Q3: What is the value of $f(-10)$?

A3: The value of $f(-10)$ is $-19$. To find this value, we used the first part of the function definition: $f(x) = 2x + 1$. Substituting $x = -10$ into the function definition, we get:

$f(-10) = 2(-10) + 1$

$f(-10) = -20 + 1$

$f(-10) = -19$

Q4: What is the value of $f(2)$?

A4: The value of $f(2)$ is $4$. To find this value, we used the second part of the function definition: $f(x) = x^2$. Substituting $x = 2$ into the function definition, we get:

$f(2) = (2)^2$

$f(2) = 4$

Q5: What is the value of $f(6)$?

A5: The value of $f(6)$ is $-3$. To find this value, we used the third part of the function definition: $f(x) = 3 - x$. Substituting $x = 6$ into the function definition, we get:

$f(6) = 3 - 6$

$f(6) = -3$

Q6: Can I use the function $f(x)$ to model real-world situations?
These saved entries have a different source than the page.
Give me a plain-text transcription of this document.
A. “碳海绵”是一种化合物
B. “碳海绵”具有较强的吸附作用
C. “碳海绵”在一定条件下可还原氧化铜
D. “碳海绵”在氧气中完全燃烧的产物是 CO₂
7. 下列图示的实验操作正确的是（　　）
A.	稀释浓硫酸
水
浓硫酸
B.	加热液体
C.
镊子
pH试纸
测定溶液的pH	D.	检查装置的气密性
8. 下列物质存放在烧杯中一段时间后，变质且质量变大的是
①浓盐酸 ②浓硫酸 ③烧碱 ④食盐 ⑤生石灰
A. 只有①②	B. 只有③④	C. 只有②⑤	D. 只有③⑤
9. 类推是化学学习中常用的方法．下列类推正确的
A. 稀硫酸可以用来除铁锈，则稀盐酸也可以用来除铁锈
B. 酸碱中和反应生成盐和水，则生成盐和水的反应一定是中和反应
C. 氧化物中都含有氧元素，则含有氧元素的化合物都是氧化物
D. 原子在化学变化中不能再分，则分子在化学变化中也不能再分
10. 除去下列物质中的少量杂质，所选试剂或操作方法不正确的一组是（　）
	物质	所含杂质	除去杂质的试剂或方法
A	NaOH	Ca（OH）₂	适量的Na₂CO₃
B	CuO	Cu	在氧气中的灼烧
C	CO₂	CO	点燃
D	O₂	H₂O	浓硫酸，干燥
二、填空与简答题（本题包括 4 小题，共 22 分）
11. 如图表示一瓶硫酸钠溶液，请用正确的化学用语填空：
A6: Yes, the function $f(x)$ can be used to model real-world situations where the behavior of a system changes at certain points. For example, the function $f(x)$ could be used to model the position of an object over time, where the object's behavior changes at certain points.

Q7: What are some applications of the function $f(x)$?
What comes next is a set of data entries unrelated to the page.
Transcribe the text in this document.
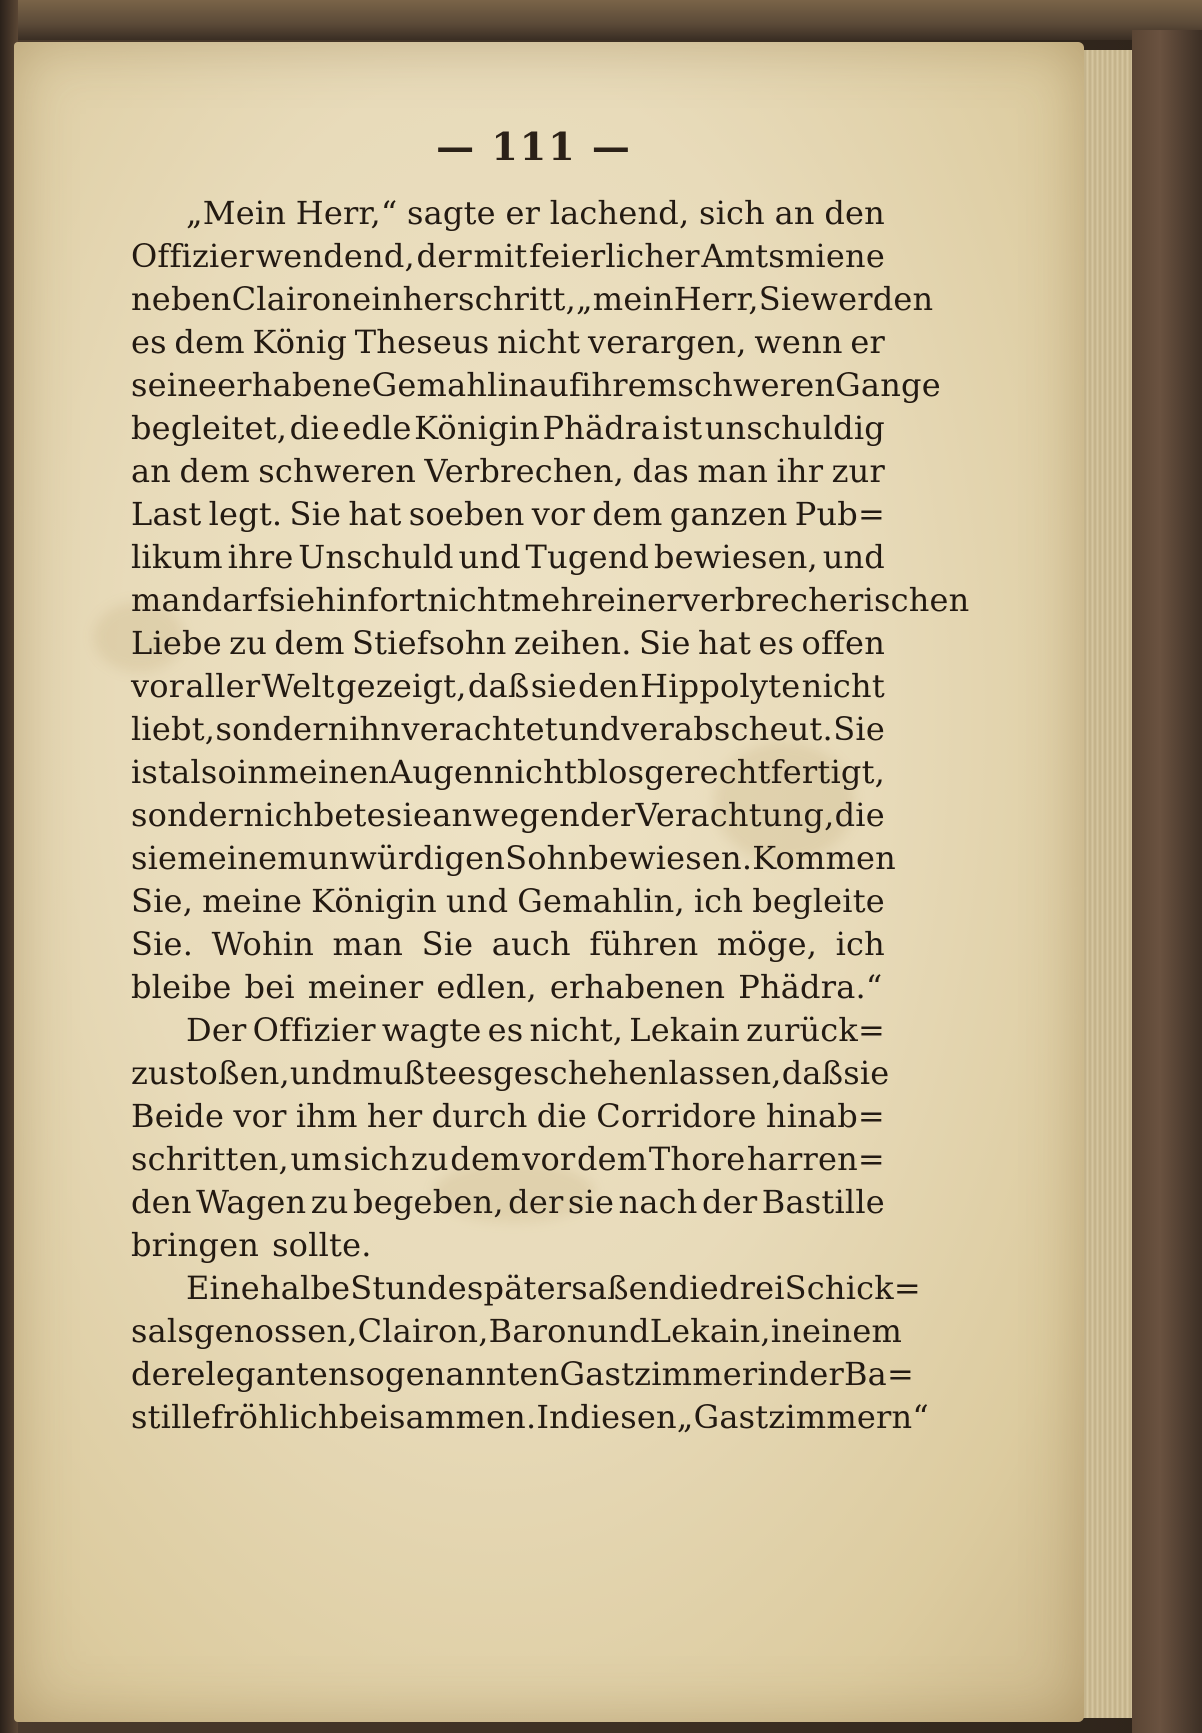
— 111 —
„Mein Herr,“ sagte er lachend, sich an den
Offizier wendend, der mit feierlicher Amtsmiene
neben Clairon einherschritt, „mein Herr, Sie werden
es dem König Theseus nicht verargen, wenn er
seine erhabene Gemahlin auf ihrem schweren Gange
begleitet, die edle Königin Phädra ist unschuldig
an dem schweren Verbrechen, das man ihr zur
Last legt. Sie hat soeben vor dem ganzen Pub=
likum ihre Unschuld und Tugend bewiesen, und
man darf sie hinfort nicht mehr einer verbrecherischen
Liebe zu dem Stiefsohn zeihen. Sie hat es offen
vor aller Welt gezeigt, daß sie den Hippolyte nicht
liebt, sondern ihn verachtet und verabscheut. Sie
ist also in meinen Augen nicht blos gerechtfertigt,
sondern ich bete sie an wegen der Verachtung, die
sie meinem unwürdigen Sohn bewiesen. Kommen
Sie, meine Königin und Gemahlin, ich begleite
Sie. Wohin man Sie auch führen möge, ich
bleibe bei meiner edlen, erhabenen Phädra.“
Der Offizier wagte es nicht, Lekain zurück=
zustoßen, und mußte es geschehen lassen, daß sie
Beide vor ihm her durch die Corridore hinab=
schritten, um sich zu dem vor dem Thore harren=
den Wagen zu begeben, der sie nach der Bastille
bringen sollte.
Eine halbe Stunde später saßen die drei Schick=
salsgenossen, Clairon, Baron und Lekain, in einem
der eleganten sogenannten Gastzimmer in der Ba=
stille fröhlich beisammen. In diesen „Gastzimmern“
A7: The function $f(x)$ has a variety of applications in mathematics and science. For example, it can be used to model the behavior of a physical system over time, solve optimization problems, and investigate the properties of the function in more detail.

Conclusion

In this article, we answered some frequently asked questions about the function $f(x)$ and its evaluation. We provided examples of how to evaluate the function for given values of $x$ and discussed some of the applications of the function in mathematics and science. We hope this article has been helpful in understanding the function $f(x)$ and its evaluation.

Discussion

The function $f(x)$ is a piecewise function that has different definitions for different intervals of $x$. It can be used to model real-world situations where the behavior of a system changes at certain points. The function has a variety of applications in mathematics and science, and it can be used to solve optimization problems and investigate the properties of the function in more detail.

References

• [1] "Piecewise Functions" by Math Open Reference. Retrieved from https://www.mathopenref.com/piecewise.html
• [2] "Function Definition" by Wolfram MathWorld. Retrieved from https://mathworld.wolfram.com/FunctionDefinition.html

Keywords

• Piecewise function
• Function definition
• Mathematical modeling
• Optimization problems
• Continuity and differentiability

Future Work

In the future, it would be interesting to explore the properties of the function $f(x)$ in more detail. For example, one could investigate the function's continuity and differentiability at the points where it changes its behavior. Additionally, one could explore the function's behavior as $x$ approaches infinity or negative infinity.

Conclusion

In conclusion, the function $f(x)$ is a piecewise function that has different definitions for different intervals of $x$. We evaluated the function for the indicated values of $x$ and answered some frequently asked questions about the function and its evaluation. The function has a variety of applications in mathematics and science, and it can be used to model real-world situations where the behavior of a system changes at certain points.